The Privilege Question: Do men benefit from Male Privilege?

This was my first personal breakthrough Feminism, when I felt justified in believing in Feminism.

Why did I have to feel justified? I grew up in a traditional Mexican social sphere. Women were subservient to men. Men led relationships. Women could be catcalled and macho men had as many girlfriends/wives as they could. I could go on for days about the ridiculousness of Hispanic gender norms.

I started considering myself a Feminist in high school. It was mainly realizing the toxicity of Mexican misogyny coupled with personal skepticism which led me to really thinking about women's inequality. I soon realized that misogyny was not only ruining women's lives, but creating rear end in a top hat husks of just as many men. Men were depriving themselves of real, wholesome relationships with the women of their lives due to their sexism. Men were putting undue stress on themselves trying to lead every relationship they were in. They were keeping their feelings bottled up and becoming suicidal alcoholics. Again, the list could go on for days.

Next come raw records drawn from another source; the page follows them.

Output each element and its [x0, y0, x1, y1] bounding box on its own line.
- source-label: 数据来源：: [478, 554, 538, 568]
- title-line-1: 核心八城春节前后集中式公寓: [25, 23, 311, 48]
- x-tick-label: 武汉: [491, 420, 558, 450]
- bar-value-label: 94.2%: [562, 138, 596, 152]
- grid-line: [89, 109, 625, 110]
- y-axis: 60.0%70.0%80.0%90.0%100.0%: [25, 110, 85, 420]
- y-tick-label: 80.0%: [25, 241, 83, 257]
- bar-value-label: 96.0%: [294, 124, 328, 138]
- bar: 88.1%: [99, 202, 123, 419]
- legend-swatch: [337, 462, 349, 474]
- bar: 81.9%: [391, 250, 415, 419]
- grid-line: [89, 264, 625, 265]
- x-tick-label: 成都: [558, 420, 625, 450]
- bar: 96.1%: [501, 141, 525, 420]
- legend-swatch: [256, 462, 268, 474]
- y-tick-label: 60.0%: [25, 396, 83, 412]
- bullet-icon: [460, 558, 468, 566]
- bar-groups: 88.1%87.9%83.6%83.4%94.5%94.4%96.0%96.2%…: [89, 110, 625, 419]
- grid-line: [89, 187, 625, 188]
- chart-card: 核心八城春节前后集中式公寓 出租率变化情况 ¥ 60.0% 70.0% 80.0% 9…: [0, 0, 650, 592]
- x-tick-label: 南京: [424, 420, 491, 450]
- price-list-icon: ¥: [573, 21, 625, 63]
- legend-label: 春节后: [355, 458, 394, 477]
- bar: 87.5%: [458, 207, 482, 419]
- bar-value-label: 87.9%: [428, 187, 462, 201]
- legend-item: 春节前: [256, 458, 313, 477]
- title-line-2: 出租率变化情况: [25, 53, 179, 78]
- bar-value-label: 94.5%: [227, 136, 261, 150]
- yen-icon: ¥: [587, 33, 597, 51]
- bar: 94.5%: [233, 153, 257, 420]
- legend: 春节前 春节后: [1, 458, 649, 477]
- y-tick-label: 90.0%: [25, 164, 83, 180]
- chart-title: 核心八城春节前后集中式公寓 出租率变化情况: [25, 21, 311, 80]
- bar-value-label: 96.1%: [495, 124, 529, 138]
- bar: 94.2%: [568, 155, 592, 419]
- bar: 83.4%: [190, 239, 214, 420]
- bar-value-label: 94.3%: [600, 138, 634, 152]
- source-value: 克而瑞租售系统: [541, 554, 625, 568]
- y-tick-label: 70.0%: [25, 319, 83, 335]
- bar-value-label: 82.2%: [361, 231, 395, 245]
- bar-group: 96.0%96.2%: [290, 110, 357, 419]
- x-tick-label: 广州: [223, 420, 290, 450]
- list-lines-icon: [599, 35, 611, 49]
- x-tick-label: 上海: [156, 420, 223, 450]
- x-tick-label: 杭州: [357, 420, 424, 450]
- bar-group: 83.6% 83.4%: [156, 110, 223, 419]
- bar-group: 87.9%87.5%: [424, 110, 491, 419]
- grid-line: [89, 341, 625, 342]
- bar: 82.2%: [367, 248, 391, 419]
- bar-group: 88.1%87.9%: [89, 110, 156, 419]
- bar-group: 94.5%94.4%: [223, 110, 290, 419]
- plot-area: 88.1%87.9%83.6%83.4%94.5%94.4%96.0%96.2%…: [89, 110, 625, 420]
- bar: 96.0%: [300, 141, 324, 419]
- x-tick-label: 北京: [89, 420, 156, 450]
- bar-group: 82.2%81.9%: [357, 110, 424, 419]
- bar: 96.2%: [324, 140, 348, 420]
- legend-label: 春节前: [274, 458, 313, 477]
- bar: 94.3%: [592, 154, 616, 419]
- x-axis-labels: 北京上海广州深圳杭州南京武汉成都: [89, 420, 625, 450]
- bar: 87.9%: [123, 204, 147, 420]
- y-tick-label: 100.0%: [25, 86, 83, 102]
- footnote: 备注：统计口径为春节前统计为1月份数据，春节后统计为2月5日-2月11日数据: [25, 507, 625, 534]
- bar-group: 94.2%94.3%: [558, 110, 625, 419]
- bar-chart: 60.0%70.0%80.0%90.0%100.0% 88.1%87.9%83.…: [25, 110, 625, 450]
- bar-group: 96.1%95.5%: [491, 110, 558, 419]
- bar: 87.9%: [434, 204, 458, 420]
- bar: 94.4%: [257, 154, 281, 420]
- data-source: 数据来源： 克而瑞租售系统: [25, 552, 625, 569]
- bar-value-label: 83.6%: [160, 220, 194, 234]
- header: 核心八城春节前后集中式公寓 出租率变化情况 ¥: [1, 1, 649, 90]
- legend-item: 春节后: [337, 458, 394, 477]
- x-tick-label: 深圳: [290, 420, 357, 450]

By the time I reached college, Feminism was a bad word. Internet trolls harped about "Feminazis." Tumblr and mass media gave Feminism a bad name. My girlfriend at the time wasn't a Feminist herself. She had objections, related to how she perceived the most vocal members of the movement. I remember sharing my thoughts on the double nature of misogyny and she had her own breakthrough. She was already for women's liberation and empowerment, but she had never thought about sexism's effects on men. Being Mexican herself, and being raised to respect, care for, and to worry about men, it really hit a chord with her that men were killing women and themselves at the same time (literally and figuratively).


Back to the question:
I won't go into men benefiting from male privilege, but I could go on forever about the negatives. It's really sad how men don't see the sexist, loving, monkey on their back that they should chuck off.